You’re no fun anymore

Despite what people think, getting in shape takes sacrifice and commitment, and you will have to change what you eat and cut back on drinking to get the body you have always dreamed of. That doesn’t mean you have to do it forever; it just means you can’t eat poorly all the time. In many cases, those who accuse you of being boring are the same people who complain about gaining weight. Remember, misery loves company, so be prepared to be tested. If you are up for the challenge, you will be an example of what can be accomplished with a little willpower.

I’ll bet you don’t eat

The truth of the matter is, people who work out and get in shape eat more than those who don’t, because their bodies need the food to fuel the fat loss and elevate the metabolism. Research has proven that eating less frequently causes lack of judgment, cravings and binge eating, and can be a major reason for obesity and weight gain. Eating more frequent, smaller meals stabilizes blood sugar levels and has been proven to help people drop weight. So whenever someone thinks you look good because you starve yourself, just laugh and continue eating five to six meals a day.

You looked fine before

Nothing stings more than someone dismissing your hard-earned accomplishments by suggesting that you now look worse than you did before you spent hundreds of hours in the gym getting in shape. When you take your body to a new level, it means they no longer feel comfortable around you because you are a constant reminder of their bad habits and unhealthy lifestyle.
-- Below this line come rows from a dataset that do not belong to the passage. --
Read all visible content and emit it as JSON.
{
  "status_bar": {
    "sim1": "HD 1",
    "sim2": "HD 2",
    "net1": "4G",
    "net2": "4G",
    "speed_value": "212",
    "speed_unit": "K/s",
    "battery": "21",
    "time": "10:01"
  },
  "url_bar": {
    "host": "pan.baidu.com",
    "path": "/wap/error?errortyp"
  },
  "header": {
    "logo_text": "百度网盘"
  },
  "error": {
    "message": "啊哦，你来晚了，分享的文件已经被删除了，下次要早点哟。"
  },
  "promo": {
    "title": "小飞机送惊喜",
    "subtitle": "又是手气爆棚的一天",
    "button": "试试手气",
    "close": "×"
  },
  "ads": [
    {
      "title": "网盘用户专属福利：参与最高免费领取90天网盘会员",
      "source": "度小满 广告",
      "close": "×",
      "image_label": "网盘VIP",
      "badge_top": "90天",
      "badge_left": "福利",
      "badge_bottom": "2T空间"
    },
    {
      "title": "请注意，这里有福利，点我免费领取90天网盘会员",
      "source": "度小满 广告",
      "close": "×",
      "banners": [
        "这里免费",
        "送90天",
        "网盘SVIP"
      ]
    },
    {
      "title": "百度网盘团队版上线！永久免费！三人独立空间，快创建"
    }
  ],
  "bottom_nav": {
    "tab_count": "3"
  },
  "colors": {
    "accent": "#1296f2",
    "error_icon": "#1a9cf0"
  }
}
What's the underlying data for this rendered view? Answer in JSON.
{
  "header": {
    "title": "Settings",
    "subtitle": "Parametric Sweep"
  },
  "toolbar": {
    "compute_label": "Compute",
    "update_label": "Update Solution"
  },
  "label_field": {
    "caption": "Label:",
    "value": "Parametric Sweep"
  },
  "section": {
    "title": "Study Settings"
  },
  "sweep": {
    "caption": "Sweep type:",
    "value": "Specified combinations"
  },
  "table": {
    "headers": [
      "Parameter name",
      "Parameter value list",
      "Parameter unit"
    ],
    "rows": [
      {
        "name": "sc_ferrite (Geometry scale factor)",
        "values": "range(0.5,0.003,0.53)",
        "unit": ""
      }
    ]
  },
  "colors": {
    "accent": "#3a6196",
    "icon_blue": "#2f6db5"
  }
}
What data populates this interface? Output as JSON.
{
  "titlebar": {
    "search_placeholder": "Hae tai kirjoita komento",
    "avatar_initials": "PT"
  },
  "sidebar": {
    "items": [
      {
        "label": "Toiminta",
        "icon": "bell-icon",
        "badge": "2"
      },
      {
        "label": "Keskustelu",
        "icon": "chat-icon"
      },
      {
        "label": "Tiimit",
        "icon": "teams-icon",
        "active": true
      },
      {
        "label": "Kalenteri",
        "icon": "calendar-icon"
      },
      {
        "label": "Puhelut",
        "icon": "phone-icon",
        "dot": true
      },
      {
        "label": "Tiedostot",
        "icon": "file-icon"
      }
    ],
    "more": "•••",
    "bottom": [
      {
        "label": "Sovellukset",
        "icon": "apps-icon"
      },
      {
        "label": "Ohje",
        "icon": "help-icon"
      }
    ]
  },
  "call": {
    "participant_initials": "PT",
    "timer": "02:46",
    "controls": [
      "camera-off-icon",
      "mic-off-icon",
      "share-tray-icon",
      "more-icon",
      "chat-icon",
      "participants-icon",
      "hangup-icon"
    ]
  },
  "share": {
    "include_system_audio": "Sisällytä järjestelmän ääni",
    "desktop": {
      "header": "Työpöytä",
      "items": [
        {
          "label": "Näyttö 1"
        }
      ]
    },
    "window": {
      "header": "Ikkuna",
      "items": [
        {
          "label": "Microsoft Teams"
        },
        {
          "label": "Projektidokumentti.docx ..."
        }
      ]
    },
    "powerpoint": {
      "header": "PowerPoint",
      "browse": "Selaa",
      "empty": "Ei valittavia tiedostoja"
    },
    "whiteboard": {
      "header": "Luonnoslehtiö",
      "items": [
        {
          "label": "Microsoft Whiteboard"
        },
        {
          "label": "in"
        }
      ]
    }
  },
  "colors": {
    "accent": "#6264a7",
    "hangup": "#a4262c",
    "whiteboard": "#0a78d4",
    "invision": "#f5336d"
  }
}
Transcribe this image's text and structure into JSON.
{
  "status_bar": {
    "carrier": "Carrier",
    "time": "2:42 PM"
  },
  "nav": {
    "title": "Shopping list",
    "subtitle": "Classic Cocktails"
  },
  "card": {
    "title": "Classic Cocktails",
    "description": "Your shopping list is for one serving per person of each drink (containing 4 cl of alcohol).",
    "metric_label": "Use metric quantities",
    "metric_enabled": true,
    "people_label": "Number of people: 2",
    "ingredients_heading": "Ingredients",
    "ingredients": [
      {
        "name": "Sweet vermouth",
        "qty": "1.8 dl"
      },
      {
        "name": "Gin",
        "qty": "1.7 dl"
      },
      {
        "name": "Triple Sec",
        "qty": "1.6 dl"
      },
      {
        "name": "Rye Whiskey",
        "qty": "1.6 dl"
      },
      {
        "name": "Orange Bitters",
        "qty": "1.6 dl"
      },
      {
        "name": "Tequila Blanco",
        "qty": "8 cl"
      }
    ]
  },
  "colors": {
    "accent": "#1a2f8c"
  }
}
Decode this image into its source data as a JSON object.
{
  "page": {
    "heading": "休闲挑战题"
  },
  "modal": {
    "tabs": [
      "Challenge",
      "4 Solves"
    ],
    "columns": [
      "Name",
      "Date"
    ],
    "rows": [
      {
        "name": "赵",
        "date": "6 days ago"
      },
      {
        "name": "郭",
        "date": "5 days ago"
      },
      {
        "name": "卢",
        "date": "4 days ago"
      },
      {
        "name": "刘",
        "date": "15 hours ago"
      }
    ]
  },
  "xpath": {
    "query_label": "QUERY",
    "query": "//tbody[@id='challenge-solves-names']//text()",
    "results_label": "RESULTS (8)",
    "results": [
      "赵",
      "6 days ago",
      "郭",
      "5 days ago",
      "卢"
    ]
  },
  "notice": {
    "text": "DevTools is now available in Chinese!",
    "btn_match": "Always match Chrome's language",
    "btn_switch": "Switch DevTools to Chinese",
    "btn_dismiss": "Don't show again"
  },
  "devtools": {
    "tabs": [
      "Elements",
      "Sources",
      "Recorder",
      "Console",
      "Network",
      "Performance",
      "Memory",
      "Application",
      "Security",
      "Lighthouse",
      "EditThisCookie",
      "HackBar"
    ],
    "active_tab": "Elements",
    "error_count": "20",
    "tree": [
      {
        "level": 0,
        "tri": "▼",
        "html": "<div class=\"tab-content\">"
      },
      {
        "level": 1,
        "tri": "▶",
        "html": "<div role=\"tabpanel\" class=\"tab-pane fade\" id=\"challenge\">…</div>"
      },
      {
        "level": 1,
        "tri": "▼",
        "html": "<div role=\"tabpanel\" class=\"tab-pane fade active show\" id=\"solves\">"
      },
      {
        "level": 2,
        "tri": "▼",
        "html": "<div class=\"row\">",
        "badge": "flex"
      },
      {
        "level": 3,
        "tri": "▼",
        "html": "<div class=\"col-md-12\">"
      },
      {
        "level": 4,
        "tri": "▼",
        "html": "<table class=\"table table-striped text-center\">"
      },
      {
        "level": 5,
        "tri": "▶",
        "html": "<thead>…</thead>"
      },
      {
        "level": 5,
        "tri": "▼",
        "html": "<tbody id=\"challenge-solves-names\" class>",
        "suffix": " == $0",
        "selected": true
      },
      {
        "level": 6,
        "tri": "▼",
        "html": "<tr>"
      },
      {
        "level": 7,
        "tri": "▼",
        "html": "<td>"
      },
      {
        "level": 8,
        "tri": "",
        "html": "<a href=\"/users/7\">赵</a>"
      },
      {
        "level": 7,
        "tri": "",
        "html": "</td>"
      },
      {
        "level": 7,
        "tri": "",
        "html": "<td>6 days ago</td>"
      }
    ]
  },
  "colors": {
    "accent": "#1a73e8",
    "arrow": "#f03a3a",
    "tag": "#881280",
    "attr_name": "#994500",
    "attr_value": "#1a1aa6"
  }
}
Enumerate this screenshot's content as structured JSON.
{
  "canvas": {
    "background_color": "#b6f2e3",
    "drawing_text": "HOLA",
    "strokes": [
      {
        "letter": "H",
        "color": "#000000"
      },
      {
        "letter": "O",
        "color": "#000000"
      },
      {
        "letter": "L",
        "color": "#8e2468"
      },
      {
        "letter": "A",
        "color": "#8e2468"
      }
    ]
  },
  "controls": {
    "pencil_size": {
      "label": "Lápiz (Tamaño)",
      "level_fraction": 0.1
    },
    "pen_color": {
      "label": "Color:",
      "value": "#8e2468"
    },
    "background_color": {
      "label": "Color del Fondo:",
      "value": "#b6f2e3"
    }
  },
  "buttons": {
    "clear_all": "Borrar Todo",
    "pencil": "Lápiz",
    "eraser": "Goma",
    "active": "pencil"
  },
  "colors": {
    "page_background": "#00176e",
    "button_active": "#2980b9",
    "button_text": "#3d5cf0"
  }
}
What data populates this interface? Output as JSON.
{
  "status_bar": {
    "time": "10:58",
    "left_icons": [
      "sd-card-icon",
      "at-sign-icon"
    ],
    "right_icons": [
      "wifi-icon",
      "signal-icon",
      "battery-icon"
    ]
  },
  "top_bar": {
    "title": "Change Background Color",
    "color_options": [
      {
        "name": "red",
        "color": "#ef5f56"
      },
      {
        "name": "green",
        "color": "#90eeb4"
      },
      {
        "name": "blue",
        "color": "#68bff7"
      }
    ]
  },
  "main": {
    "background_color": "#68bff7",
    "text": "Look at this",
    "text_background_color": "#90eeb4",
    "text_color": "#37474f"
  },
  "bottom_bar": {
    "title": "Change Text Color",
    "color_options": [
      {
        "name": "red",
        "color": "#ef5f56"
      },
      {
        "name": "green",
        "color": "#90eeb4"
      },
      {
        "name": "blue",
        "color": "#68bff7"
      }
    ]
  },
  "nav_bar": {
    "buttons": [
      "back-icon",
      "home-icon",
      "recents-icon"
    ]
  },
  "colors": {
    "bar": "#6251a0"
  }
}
Don’t let it get you down; they will get used to it, and it’s mostly their own insecurities that cause them to make negative comments.

The bottom line is people sometimes have a hard time accepting the new you because it reminds them there are no excuses, and they too could change their lives and become healthy and fit. It takes time, commitment and hard work, and until they are ready to commit to all of these things, you will be a constant reminder of what could be with a little hard work and a healthy diet.